In order to further evaluate tumorigenecity in vivo, CAKI cells expressing DACH1 and the vector control were subcutaneously implanted to immunodeficient mice and the tumor growth was selleckchem EPZ-5676 monitored twice a week. The growth curve revealed a dramatic decrease of tumor size in the CAKI group following DACH1 expression. The average tumor weight decreased from 320 Inhibitors,Modulators,Libraries mg in the control group to 50 mg in the DACH1 group. Moreover, gross observation indicated that cancer cells in vector group infiltrated into surround ing host tissues, while tumors in DACH1 group was not only smaller, but also clearly separated from surrounding host tissues. DACH1 repressed cyclin D1 in vitro and in vivo Previous studies proved that RDGN integrated with cell cycle regulatory machinery to modulate cellular proliferation and tumorigenecity in several types of cancers.

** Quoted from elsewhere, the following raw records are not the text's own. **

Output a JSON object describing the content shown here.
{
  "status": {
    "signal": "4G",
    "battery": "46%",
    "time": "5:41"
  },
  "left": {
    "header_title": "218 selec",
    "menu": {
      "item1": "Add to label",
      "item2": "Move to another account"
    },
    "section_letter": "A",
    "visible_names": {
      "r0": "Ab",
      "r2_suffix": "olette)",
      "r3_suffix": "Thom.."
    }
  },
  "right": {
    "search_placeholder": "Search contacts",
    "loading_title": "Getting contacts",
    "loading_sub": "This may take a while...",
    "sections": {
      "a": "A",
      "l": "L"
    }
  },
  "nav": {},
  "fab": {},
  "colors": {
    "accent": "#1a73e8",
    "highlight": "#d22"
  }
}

Specifically, Six1 and EYA1 upregulated cyclin D. In contrast, DACH1 acted as an antagonist of cyclin D1 in breast cancer. We searched in Oncomine database to find whether this reciprocal relation exists in renal cancer. Quantitative mRNA expression from 20 pairs of normal and Inhibitors,Modulators,Libraries cancerous tissues showed that higher DACH1 expression is accompanied with lower cyclin D1 expression in normal renal tissue. Inhibitors,Modulators,Libraries However, DACH1 was reduced more than 80% in cancerous tissues with up to 6 folds increase in cyclin D. The reverse correlation was observed in each sample from two different databases. To further explore their relationship in the protein level, human renal cancer tissue microarrays were immunostained with antibodies for DACH1 and cyclin D1.

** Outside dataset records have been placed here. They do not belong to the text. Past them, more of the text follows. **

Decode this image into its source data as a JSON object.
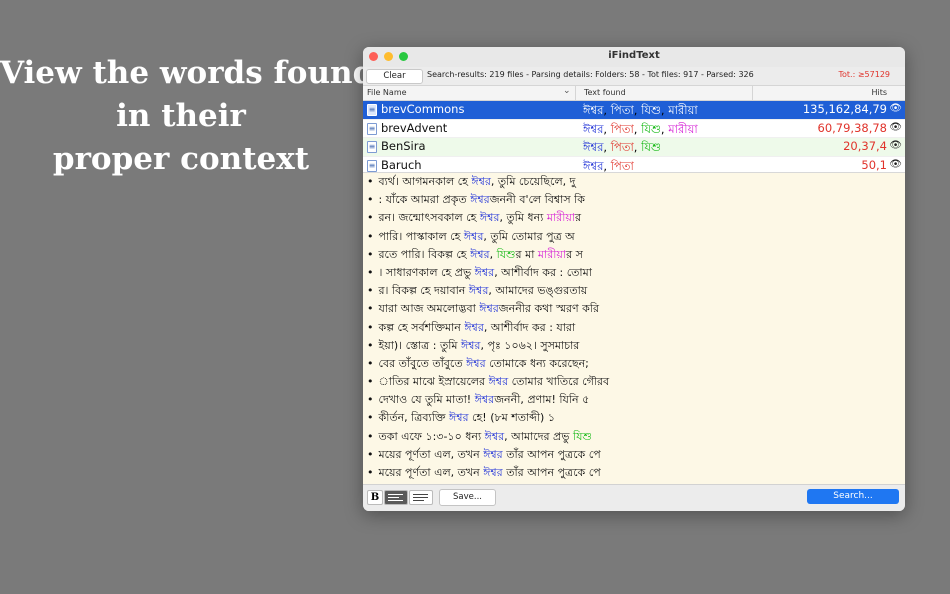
{
  "promo": {
    "line1": "View the words found",
    "line2": "in their",
    "line3": "proper context"
  },
  "window": {
    "title": "iFindText",
    "toolbar": {
      "clear_label": "Clear",
      "status": "Search-results: 219 files - Parsing details: Folders: 58 - Tot files: 917 - Parsed: 326",
      "total": "Tot.: ≥57129"
    },
    "columns": {
      "file_name": "File Name",
      "text_found": "Text found",
      "hits": "Hits",
      "sort_icon": "chevron-down-icon"
    },
    "rows": [
      {
        "name": "brevCommons",
        "words": [
          "ঈশ্বর",
          "পিতা",
          "যিশু",
          "মারীয়া"
        ],
        "hits": "135,162,84,79",
        "selected": true
      },
      {
        "name": "brevAdvent",
        "words": [
          "ঈশ্বর",
          "পিতা",
          "যিশু",
          "মারীয়া"
        ],
        "hits": "60,79,38,78",
        "selected": false
      },
      {
        "name": "BenSira",
        "words": [
          "ঈশ্বর",
          "পিতা",
          "যিশু"
        ],
        "hits": "20,37,4",
        "selected": false
      },
      {
        "name": "Baruch",
        "words": [
          "ঈশ্বর",
          "পিতা"
        ],
        "hits": "50,1",
        "selected": false
      }
    ],
    "context_lines": [
      {
        "pre": "ব্যর্থ। আগমনকাল হে ",
        "kw": "ঈশ্বর",
        "post": ", তুমি চেয়েছিলে, দু"
      },
      {
        "pre": ": যাঁকে আমরা প্রকৃত ",
        "kw": "ঈশ্বর",
        "post": "জননী ব'লে বিশ্বাস কি"
      },
      {
        "pre": "রন। জন্মোৎসবকাল হে ",
        "kw": "ঈশ্বর",
        "post": ", তুমি ধন্য ",
        "kw2": "মারীয়া",
        "post2": "র"
      },
      {
        "pre": "পারি। পাস্কাকাল হে ",
        "kw": "ঈশ্বর",
        "post": ", তুমি তোমার পুত্র অ"
      },
      {
        "pre": "রতে পারি। বিকল্প হে ",
        "kw": "ঈশ্বর",
        "post": ", ",
        "kw3": "যিশু",
        "post3": "র মা ",
        "kw2": "মারীয়া",
        "post2": "র স"
      },
      {
        "pre": "। সাধারণকাল হে প্রভু ",
        "kw": "ঈশ্বর",
        "post": ", আশীর্বাদ কর : তোমা"
      },
      {
        "pre": "র। বিকল্প হে দয়াবান ",
        "kw": "ঈশ্বর",
        "post": ", আমাদের ভঙ্গুরতায়"
      },
      {
        "pre": "যারা আজ অমলোদ্ভবা ",
        "kw": "ঈশ্বর",
        "post": "জননীর কথা স্মরণ করি"
      },
      {
        "pre": "কল্প হে সর্বশক্তিমান ",
        "kw": "ঈশ্বর",
        "post": ", আশীর্বাদ কর : যারা"
      },
      {
        "pre": "ইয়া)। স্তোত্র : তুমি ",
        "kw": "ঈশ্বর",
        "post": ", পৃঃ ১০৬২। সুসমাচার"
      },
      {
        "pre": "বের তাঁবুতে তাঁবুতে ",
        "kw": "ঈশ্বর",
        "post": " তোমাকে ধন্য করেছেন;"
      },
      {
        "pre": "াতির মাঝে ইস্রায়েলের ",
        "kw": "ঈশ্বর",
        "post": " তোমার খাতিরে গৌরব"
      },
      {
        "pre": "দেখাও যে তুমি মাতা! ",
        "kw": "ঈশ্বর",
        "post": "জননী, প্রণাম! যিনি ৫"
      },
      {
        "pre": "কীর্তন, ত্রিব্যক্তি ",
        "kw": "ঈশ্বর",
        "post": " হে! (৮ম শতাব্দী) ১"
      },
      {
        "pre": "তকা এফে ১:৩-১০ ধন্য ",
        "kw": "ঈশ্বর",
        "post": ", আমাদের প্রভু ",
        "kw3": "যিশু",
        "post3": ""
      },
      {
        "pre": "ময়ের পূর্ণতা এল, তখন ",
        "kw": "ঈশ্বর",
        "post": " তাঁর আপন পুত্রকে পে"
      },
      {
        "pre": "ময়ের পূর্ণতা এল, তখন ",
        "kw": "ঈশ্বর",
        "post": " তাঁর আপন পুত্রকে পে"
      }
    ],
    "bottom": {
      "bold_label": "B",
      "save_label": "Save...",
      "search_label": "Search..."
    },
    "colors": {
      "accent": "#1f77f2",
      "selection": "#1f5fd6",
      "hits": "#e0332b",
      "word_1": "#2a3bd8",
      "word_2": "#d61fd6",
      "word_3": "#14b814",
      "word_4": "#e0332b"
    }
  }
}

Very few cells were positive for cyclin D1 in normal renal tissue, and cancer cells expressed cyclin D1 at different ratio. The ratio of cyclin D1 positive cells statistically increased Inhibitors,Modulators,Libraries with the tumor grade. Moreover, the higher expression of DACH1 usually accompanied with the lower expression of cyclin D1, with coefficient R value of ?0. 64. The cyclin D1 and related cell cycle protein RB and CDK4 were measured in cultured renal cancer cell lines. Western blot results demonstrated that ectopic expression of wild type DACH1 dramatically repressed cyclin D1 and phosphorylated RB proteins, but it had no effect on CDK4 in both ACHN and CAKI cells. RT PCR demonstrated about 50% decrease of cyclin D1 mRNA in CAKI cells expressing DACH1. To measure the transcriptional regulation of cyclin D1, transient co transfection assay was performed in ACHN and CAKI cells using DACH1 expressing vector and cyclin D1 promoter constructs linked with luciferase. As a positive control, serum activated cyclin D1 promoter activity was increased about 5 6 folds. while DACH1 reduced cyclin D1 promoter Inhibitors,Modulators,Libraries activity to less than 50%. However, a DS phosphatase inhibitor domain with deleted mutants abrogated repressive function.